Evaluation of 5 Intermediate Structural Variations of Microglia Within an Organotypic Hippocampal Slice Model After Regionalized Toxic Injury.

The dendritic cell of the CNS, the microglia (MG), is an initiation point of the immunological response within the post-blood-brain barrier (BBB) compartment. Microglia drastically changes in response to cell stress to a much different non-dendritic morphologies. This investigation postulates that if the first MG responses to toxic injury are isolated and studied in greater morphological detail, there is much to be learned about microglia's metamorphosis from and M2 to an M1 state.
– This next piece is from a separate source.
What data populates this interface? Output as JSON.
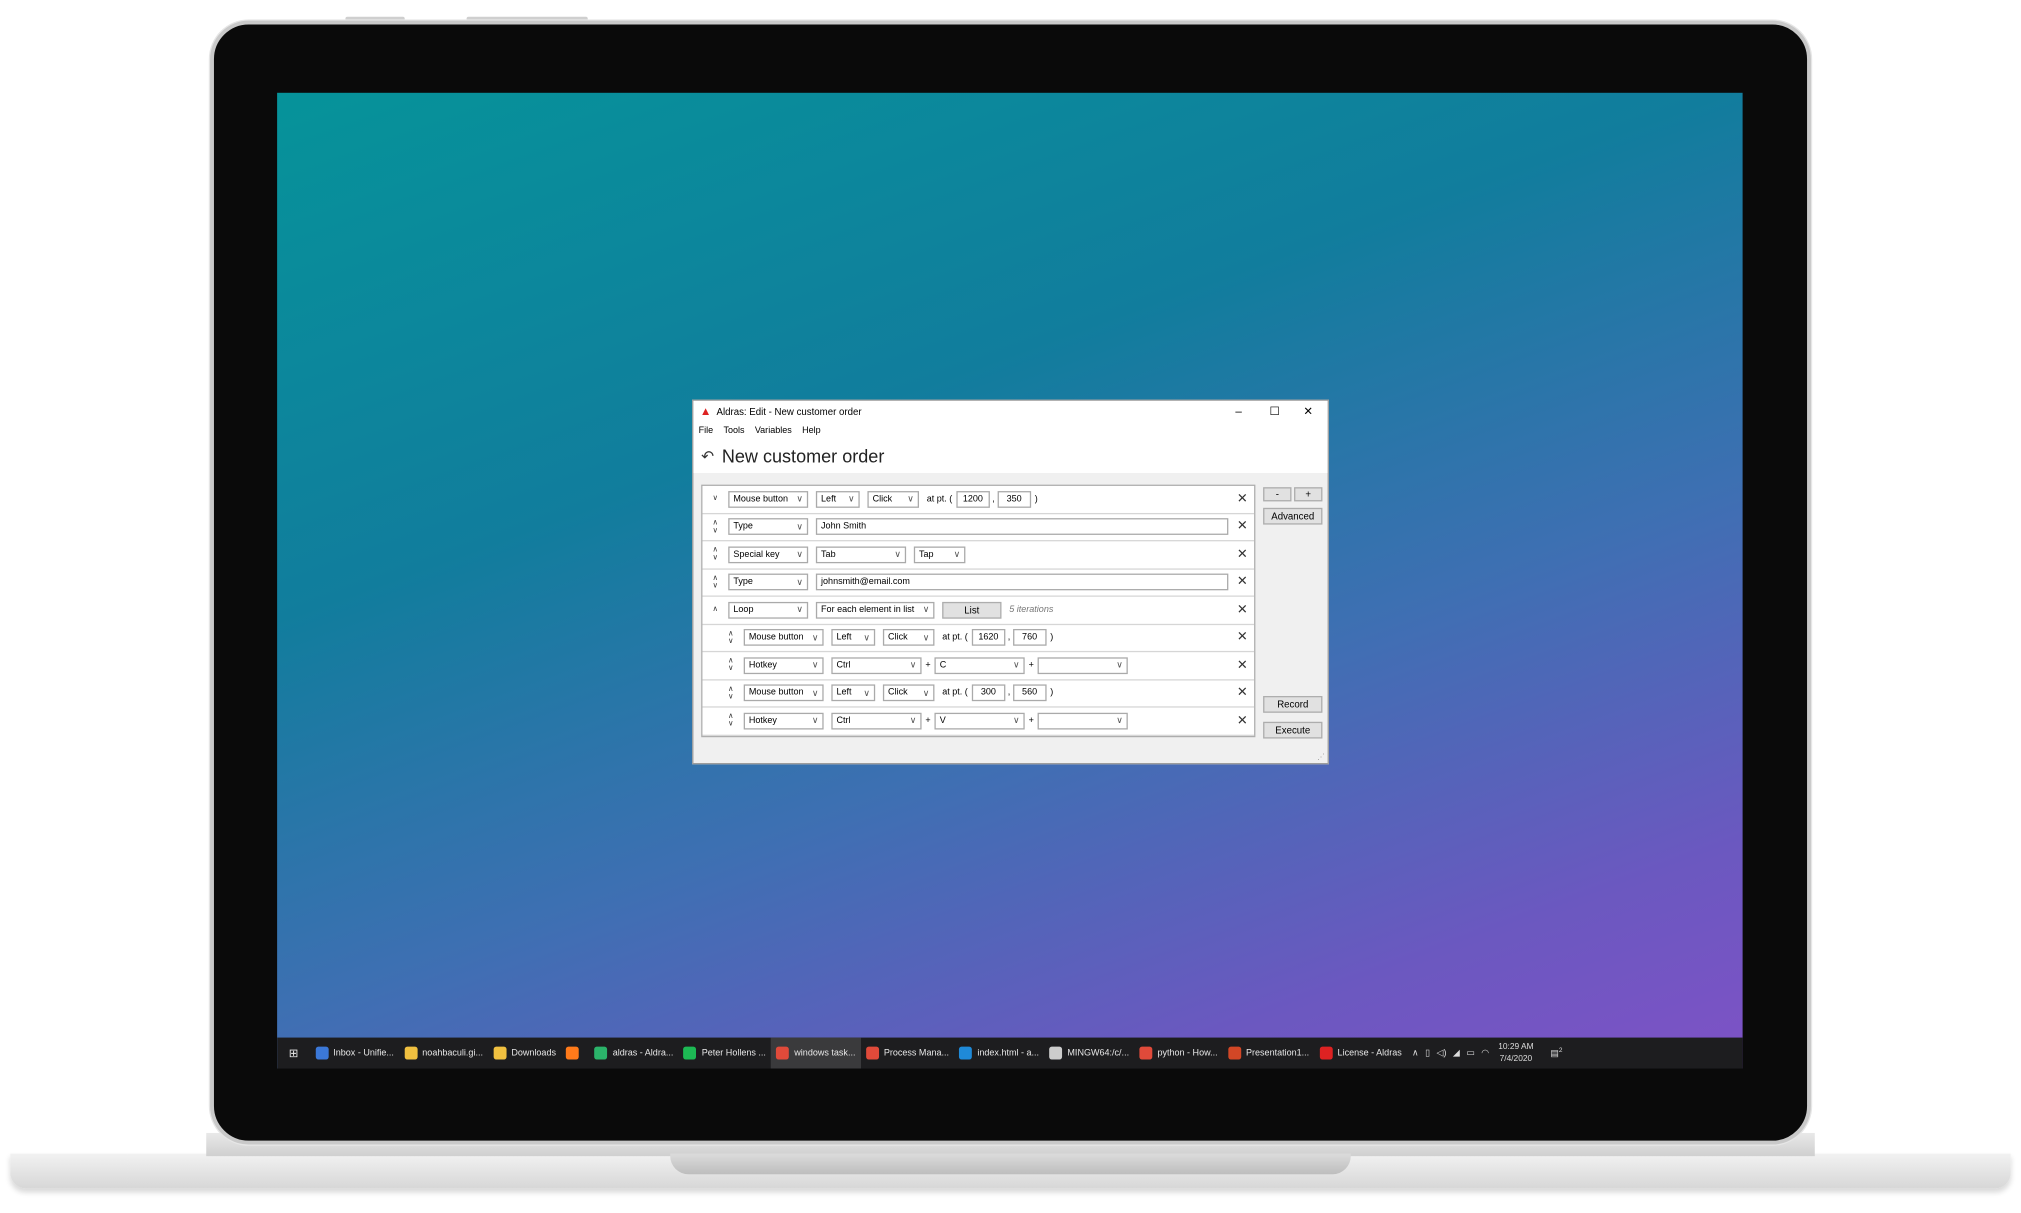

The organotypic hippocampal slice was the experimental setting used to investigate microglial response to toxic injury; this isolates dendritic cell to post-BBB cells dynamics from the impact of nonspecific of in vivo blood-derived signaling. Within the context of biochemically verified precise toxic cell injury/death (induced with mercury or cyanide in combination with 2-deoxy-glucose) to a specific region within the hippocampal slice, MG's morphological response was evaluated. There was up to 35% increase in microglia activation proximally to injury (CA3 region) and no changes distally (DG region) when compared to control slices treated with PBS. Maximum microglia activation consisted of a 3 plus-fold increase in the distance between the nucleus membrane and the cell membrane, which underscores an extensive and quantifiable amount of membrane rearrangement. This quantification can be applied to contemporaneous AI image analysis algorithms to demarcate and quantify relative MG activation in and around a site of injury. In between baseline and activated MG morphologies, 5 intermediate morphologies (or structural variations) are described as it relates to its cell body, nucleus, and dendrites. The result from this study reconciles details of MG's structure to its holistic characteristics in relation to parenchymal cell stress.